Für den MTV Bokel war es damals bereits der zweite Aufstieg in Folge. Marko Rebien kehrte im Jahre 1990 vom SV Blau-Weiß Bornreihe zurück und führte die Schwarz-Weißen gleich in seiner ersten Spielzeit als Spielertrainer aus der 1. Kreisklasse in die Kreisliga Cuxhaven und zum Kreispokalsieg. Im Jahr darauf sprangen die Bokeler dann in die Bezirksklasse 4. „Es war eine starke Saison von uns“, schwärmt Helmut Niemeyer noch heute. Der zweite Aufstieg wird immer auch mit seinen Leistungen an den beiden abschließenden Spieltagen verbunden bleiben. „Marko Rebien spricht mich noch heute auf das Spiel in Altenwalde an. Aber mit den Sprüchen muss ich leben“, sagt Niemeyer. Gerne wird auch über Werder und den HSV gefrotzelt. „Marko Rebien, Mark Fresen und Mario Knieriem waren und sind extreme HSV-Fans. Die anderen im Team haben aber überwiegend zu Werder gehalten“, so Niemeyer, der in Bokel von allen „Bobby“ gerufen wird.

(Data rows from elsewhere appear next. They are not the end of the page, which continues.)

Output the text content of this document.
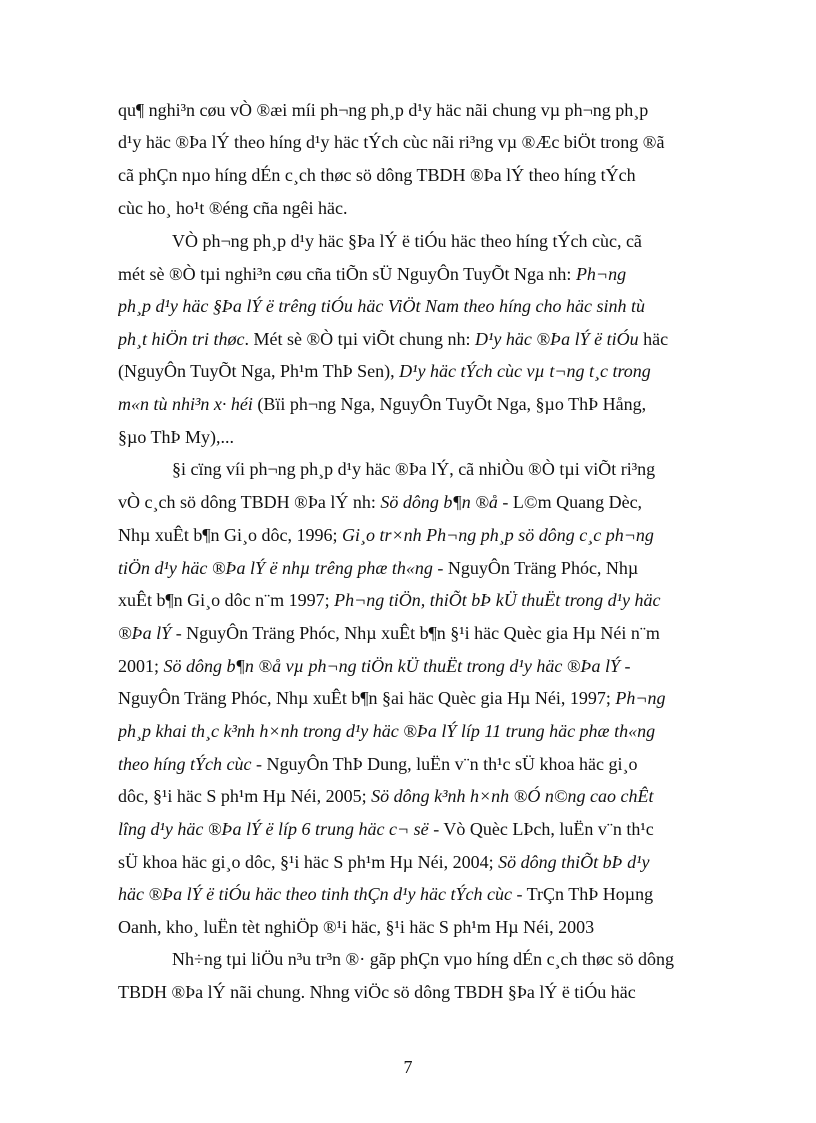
qu¶ nghi³n cøu vÒ ®æi míi ph¬ng ph¸p d¹y häc nãi chung vµ ph¬ng ph¸p
d¹y häc ®Þa lÝ theo híng d¹y häc tÝch cùc nãi ri³ng vµ ®Æc biÖt trong ®ã
cã phÇn nµo híng dÉn c¸ch thøc sö dông TBDH ®Þa lÝ theo híng tÝch
cùc ho¸ ho¹t ®éng cña ngêi häc.
VÒ ph¬ng ph¸p d¹y häc §Þa lÝ ë tiÓu häc theo híng tÝch cùc, cã
mét sè ®Ò tµi nghi³n cøu cña tiÕn sÜ NguyÔn TuyÕt Nga nh: Ph¬ng
ph¸p d¹y häc §Þa lÝ ë trêng tiÓu häc ViÖt Nam theo híng cho häc sinh tù
ph¸t hiÖn tri thøc. Mét sè ®Ò tµi viÕt chung nh: D¹y häc ®Þa lÝ ë tiÓu häc
(NguyÔn TuyÕt Nga, Ph¹m ThÞ Sen), D¹y häc tÝch cùc vµ t¬ng t¸c trong
m«n tù nhi³n x· héi (Bïi ph¬ng Nga, NguyÔn TuyÕt Nga, §µo ThÞ Hång,
§µo ThÞ My),...
§i cïng víi ph¬ng ph¸p d¹y häc ®Þa lÝ, cã nhiÒu ®Ò tµi viÕt ri³ng
vÒ c¸ch sö dông TBDH ®Þa lÝ nh: Sö dông b¶n ®å - L©m Quang Dèc,
Nhµ xuÊt b¶n Gi¸o dôc, 1996; Gi¸o tr×nh Ph¬ng ph¸p sö dông c¸c ph¬ng
tiÖn d¹y häc ®Þa lÝ ë nhµ trêng phæ th«ng - NguyÔn Träng Phóc, Nhµ
xuÊt b¶n Gi¸o dôc n¨m 1997; Ph¬ng tiÖn, thiÕt bÞ kÜ thuËt trong d¹y häc
®Þa lÝ - NguyÔn Träng Phóc, Nhµ xuÊt b¶n §¹i häc Quèc gia Hµ Néi n¨m
2001; Sö dông b¶n ®å vµ ph¬ng tiÖn kÜ thuËt trong d¹y häc ®Þa lÝ -
NguyÔn Träng Phóc, Nhµ xuÊt b¶n §ai häc Quèc gia Hµ Néi, 1997; Ph¬ng
ph¸p khai th¸c k³nh h×nh trong d¹y häc ®Þa lÝ líp 11 trung häc phæ th«ng
theo híng tÝch cùc - NguyÔn ThÞ Dung, luËn v¨n th¹c sÜ khoa häc gi¸o
dôc, §¹i häc S ph¹m Hµ Néi, 2005; Sö dông k³nh h×nh ®Ó n©ng cao chÊt
lîng d¹y häc ®Þa lÝ ë líp 6 trung häc c¬ së - Vò Quèc LÞch, luËn v¨n th¹c
sÜ khoa häc gi¸o dôc, §¹i häc S ph¹m Hµ Néi, 2004; Sö dông thiÕt bÞ d¹y
häc ®Þa lÝ ë tiÓu häc theo tinh thÇn d¹y häc tÝch cùc - TrÇn ThÞ Hoµng
Oanh, kho¸ luËn tèt nghiÖp ®¹i häc, §¹i häc S ph¹m Hµ Néi, 2003
Nh÷ng tµi liÖu n³u tr³n ®· gãp phÇn vµo híng dÉn c¸ch thøc sö dông
TBDH ®Þa lÝ nãi chung. Nhng viÖc sö dông TBDH §Þa lÝ ë tiÓu häc
7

Dieser Spitzname stammt von seiner Großmutter. „Da mein Vater auch Helmut hieß, hat meine Oma, als ich sechs Jahre alt war, gesagt, das geht so nicht und mich von da an Bobby genannt“, berichtet Helmut Niemeyer. Wie seine Großmutter auf den Namen gekommen ist, wisse er bis heute nicht. Mit Mitte 30 verabschiedete sich Niemeyer mehr oder weniger aus der Herrenmannschaft des Vereins, half aber immer noch mal aus, wenn Not am Mann war. Das war in der Saison 2011/12 der Fall. Zwei Tage nach seinem 51. Geburtstag sprang Niemeyer im Match beim Spitzenteam TuS Harsefeld für den verletzten Stammkeeper Florian Leschnik ein. Niemeyer zeigte eine starke Vorstellung und trug so wesentlich zu einem 2:1-Erfolg der Männer vom Bätjerplatz bei. „Das, was Bobby im Alter von 51 Jahren heute gehalten hat, verdient allergrößten Respekt“, schwärmte sein Coach Marko Rebien damals. „Wir hatten damals ein starkes Team mit Leuten wie Tino Brünjes, Andy Helck und Marcel Baake“, so Niemeyer.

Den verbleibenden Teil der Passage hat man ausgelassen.